I felt a moment of fear for him—Jack was a junior and well liked, but these were seniors, popular Phi Delt brothers. They had power, and there were more of them than us. But Jack stood his ground, head held high.
“What does it look like?” one of them asked. He was tall, and I remembered having a crush on him when I was a
freshman—a crush I now clawed back in my head. “Cleaning up the composites.”
“It’s 2008,” I said. “How are you this backwards?”
“Yeah, that’s some retrograde bullshit,” Coop said. “No wonder I never wanted to join your stupid cult.”
“Frankie, come on.” One of the other brothers, who hadn’t stopped drawing on Danny’s face when we walked in, raised an eyebrow. “Set your friends straight.” He turned to Jack. “Frankie gets it.”
We turned to Frankie. The conversation had woken Heather, and now she stood on her own two feet, shaking her head groggily. Frankie looked like he was staring down the barrel of a gun. I tensed, waiting for him to tell his brothers to go to hell.
“They’re right,” Frankie said instead, voice thick. “Danny doesn’t belong here. You can’t be that way and be a Phi Delt. It doesn’t work like that.”
His words punched me in the chest. Next to me, Caro rocked back in surprise.
“Wow, Frankie.” Jack drew his arms over his chest. “You sound just like your dad. Congratulations.”
Frankie glared back at Jack, anger and embarrassment warring on his face.
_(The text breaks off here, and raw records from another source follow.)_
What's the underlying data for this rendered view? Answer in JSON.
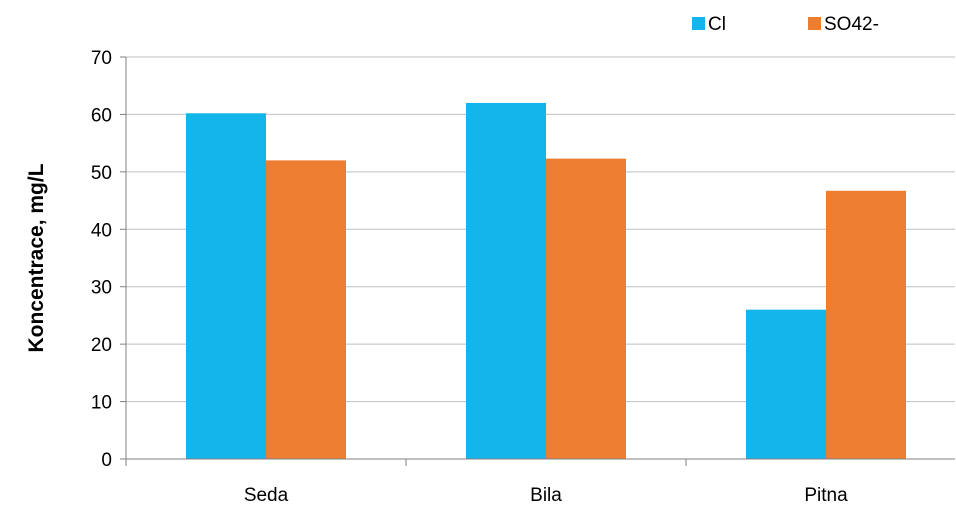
{
  "chart_data": {
    "type": "bar",
    "categories": [
      "Seda",
      "Bila",
      "Pitna"
    ],
    "series": [
      {
        "name": "Cl",
        "values": [
          60.2,
          62.0,
          26.0
        ],
        "color": "#13B5EA"
      },
      {
        "name": "SO42-",
        "values": [
          52.0,
          52.3,
          46.7
        ],
        "color": "#ED7D31"
      }
    ],
    "title": "",
    "xlabel": "",
    "ylabel": "Koncentrace, mg/L",
    "ylim": [
      0,
      70
    ],
    "yticks": [
      0,
      10,
      20,
      30,
      40,
      50,
      60,
      70
    ],
    "grid": true,
    "legend_position": "top-right"
  }
}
Coop lifted his phone and snapped a picture of the Phi Delts. As one, they jumped back from the composites, cursing and tossing their Sharpies.
“Why don’t you fuck off,” Coop suggested pleasantly, “or I’ll send this to the chancellor?”
“Look, no harm, no foul,” said the tall one, lifting his hands. “Just a few guys playing a prank. No need to go nuclear.”
They skulked off. After a few minutes searching, we found cleaning supplies and started scrubbing the glass. It was hard, nail-splitting work, and no one talked, the shock of Frankie’s words still with us.